Federal prosecutors will seek the death penalty against the man charged in the deadly 2013 shooting at Los Angeles International Airport, according to court documents filed Friday.

Paul Anthony Ciancia, 24, was charged with 11 federal counts in connection with the Nov. 1, 2013, attack that killed one Transportation Security Administration officer and wounded three other people.
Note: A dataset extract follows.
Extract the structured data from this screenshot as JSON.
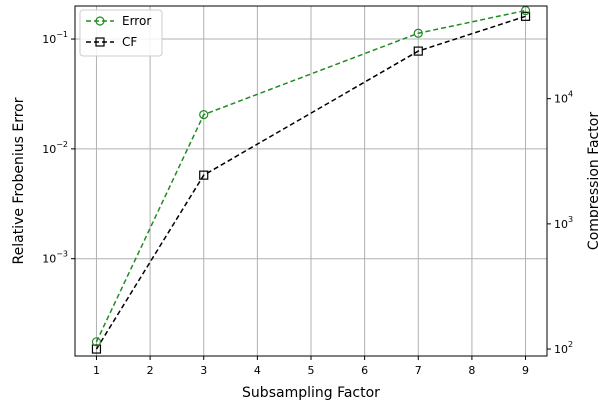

Authorities allege Ciancia walked into the airport's busy Terminal 3 and opened fire with a semiautomatic rifle.
The decision is obviously correct, and this is one of the few homicides that really should be prosecuted as a federal offense.  The homicide victim was a federal officer targeted specifically because of his federal duties, as are two of the wounded victims.

The current Administration has been reasonable in seeking the death penalty in federal cases where it is warranted, but it is derelict in carrying it out. 
Federal cases should go faster than state cases of similar complexity, although on the whole they do tend to be more complex.  State cases have collateral review in both state and federal courts, while federal cases have only federal review.  Congress passed a strict limit on successive collateral reviews in the Antiterrorism and Effective Death Penalty Act of 1996.  The requirement that these cases "shall be given priority by the district court and by the court of appeals over all noncapital matters" (28 U.S.C. § 2266(a)) applies to federal cases automatically, whereas states must go through a certification procedure (presently stalled, but that's another story).

So what's the problem?  The § 2266(a) requirement is routinely ignored by courts, and USDoJ has done nothing, to my knowledge, to implement it.  There is a lawsuit against the federal government on lethal injection procedures.  The Department said it was suspending executions to fix its protocol in light of the sodium thiopental shortage, Josh Gerstein reported in Politico three and half years ago.  Apparently nothing has happened since.

It's not hard to establish a new protocol with pentobarbital.  The states have lots of experience with it.  Surely the federal government could obtain that drug if it really wanted to.

Seems like a good topic for a congressional hearing in the new Congress.

4 Comments

You never want to underestimate the cynicism and deceptiveness of this administration. The present DOJ is just fine with the death penalty -- as long as no one actually gets executed.

When was the last federal execution?

Louis Jones was sentenced to death for kidnapping within special maritime/territorial jurisdiction resulting in death. He was executed by lethal injection at USP Terre Haute, IN on March 18th, 2003.

It appears that the Federal DP is about as functional as California's DP.